Michigan House OKs Bill That Could Allow Wolf Hunt
By ALANNA DURKIN, Associated Press
LANSING (AP) - The Republican-led state House passed legislation Thursday that could block voters from deciding whether to allow wolf hunting in Michigan, sending the measure to Republican Gov. Rick Snyder’s desk.
The measure, which passed on a 72-38 vote, would give the governor-appointed Natural Resources Commission the power to decide which types of wildlife can be hunted.
Supporters of the bill say it would protect residents in rural Upper Peninsula communities whose safety is threatened by the growing wolf population.
“We need resource management science to be our guide to help us in this situation with serious threats to our livestock, our pets and our families,” said Republican Rep. Ed McBroom, who represents Vulcan in the Upper Peninsula.
But opponents say the bill, which passed the Republican-led Senate last week, is an attempt to run around a proposed referendum on wolf hunting.
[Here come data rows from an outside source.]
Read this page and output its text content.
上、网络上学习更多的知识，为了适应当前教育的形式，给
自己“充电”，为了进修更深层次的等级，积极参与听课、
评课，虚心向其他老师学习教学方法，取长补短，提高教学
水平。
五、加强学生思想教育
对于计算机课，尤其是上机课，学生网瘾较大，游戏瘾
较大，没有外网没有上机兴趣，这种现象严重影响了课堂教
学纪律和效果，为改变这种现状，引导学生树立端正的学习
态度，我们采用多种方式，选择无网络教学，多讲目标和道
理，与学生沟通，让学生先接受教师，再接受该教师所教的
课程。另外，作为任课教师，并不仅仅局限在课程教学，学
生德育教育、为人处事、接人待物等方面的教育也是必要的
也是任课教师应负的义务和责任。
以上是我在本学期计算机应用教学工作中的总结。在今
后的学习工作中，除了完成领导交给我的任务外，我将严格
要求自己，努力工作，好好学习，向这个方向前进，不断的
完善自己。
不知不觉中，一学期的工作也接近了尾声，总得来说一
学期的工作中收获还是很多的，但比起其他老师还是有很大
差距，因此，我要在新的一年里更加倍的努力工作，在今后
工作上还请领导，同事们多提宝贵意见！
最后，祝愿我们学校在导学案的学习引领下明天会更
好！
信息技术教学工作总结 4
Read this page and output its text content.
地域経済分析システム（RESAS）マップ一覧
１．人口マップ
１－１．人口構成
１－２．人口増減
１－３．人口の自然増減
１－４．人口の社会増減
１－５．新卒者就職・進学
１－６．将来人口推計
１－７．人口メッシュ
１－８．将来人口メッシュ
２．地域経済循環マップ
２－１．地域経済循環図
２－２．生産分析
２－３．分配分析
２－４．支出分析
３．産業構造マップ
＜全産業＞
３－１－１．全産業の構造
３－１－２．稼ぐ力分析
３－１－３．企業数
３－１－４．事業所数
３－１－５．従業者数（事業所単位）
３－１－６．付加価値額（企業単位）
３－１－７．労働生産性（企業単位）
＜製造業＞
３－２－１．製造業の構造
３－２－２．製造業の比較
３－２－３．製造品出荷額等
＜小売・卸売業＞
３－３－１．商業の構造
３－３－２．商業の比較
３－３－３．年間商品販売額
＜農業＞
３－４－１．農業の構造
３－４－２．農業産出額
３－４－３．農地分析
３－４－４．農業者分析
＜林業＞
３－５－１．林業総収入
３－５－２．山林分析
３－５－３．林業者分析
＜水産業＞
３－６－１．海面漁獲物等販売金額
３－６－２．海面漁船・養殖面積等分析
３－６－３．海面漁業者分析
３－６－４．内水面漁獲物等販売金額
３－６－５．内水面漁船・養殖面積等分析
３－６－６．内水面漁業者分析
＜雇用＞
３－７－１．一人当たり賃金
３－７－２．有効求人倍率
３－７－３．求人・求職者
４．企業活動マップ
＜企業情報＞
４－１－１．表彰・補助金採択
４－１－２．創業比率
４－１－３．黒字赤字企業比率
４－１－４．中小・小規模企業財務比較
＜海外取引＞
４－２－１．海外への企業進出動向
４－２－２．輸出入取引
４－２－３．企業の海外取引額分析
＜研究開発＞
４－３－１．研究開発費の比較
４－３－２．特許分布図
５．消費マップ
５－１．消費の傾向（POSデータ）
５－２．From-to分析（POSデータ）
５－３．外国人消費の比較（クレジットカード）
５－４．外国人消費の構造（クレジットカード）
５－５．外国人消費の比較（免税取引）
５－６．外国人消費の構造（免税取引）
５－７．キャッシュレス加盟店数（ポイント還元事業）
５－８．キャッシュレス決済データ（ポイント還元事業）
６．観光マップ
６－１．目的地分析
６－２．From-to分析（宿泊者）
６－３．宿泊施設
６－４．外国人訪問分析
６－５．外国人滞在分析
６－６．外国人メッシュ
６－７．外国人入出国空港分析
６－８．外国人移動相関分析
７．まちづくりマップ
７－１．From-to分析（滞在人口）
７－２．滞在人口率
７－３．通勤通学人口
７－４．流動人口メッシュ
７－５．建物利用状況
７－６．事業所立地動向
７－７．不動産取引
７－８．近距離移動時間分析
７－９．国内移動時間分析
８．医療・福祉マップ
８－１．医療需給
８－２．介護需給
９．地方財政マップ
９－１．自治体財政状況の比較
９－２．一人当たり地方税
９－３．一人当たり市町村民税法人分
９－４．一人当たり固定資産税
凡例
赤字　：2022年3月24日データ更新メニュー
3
They say lawmakers are fast-tracking the measure through the Legislature so the governor can sign it before the state Board of Canvassers certifies signatures in support of a statewide referendum on wolf hunting in 2014.
If enough signatures are deemed valid, no wolf hunt could be held until after the referendum. But if Snyder passes the bill, the NRC could approve wolf hunting anyway, even if voters strike down wolf hunting in a 2014 referendum.
Recent Department of Natural Resources counts estimate there are about 700 wolves in the Upper Peninsula. DNR wildlife biologists last month asked the Natural Resources Commission to schedule a two-month hunting season this fall.
Up to 43 wolves could be killed in three areas of the Upper Peninsula where officials say the animals have repeatedly attacked livestock and pets.
The commission could vote on the plan later this month.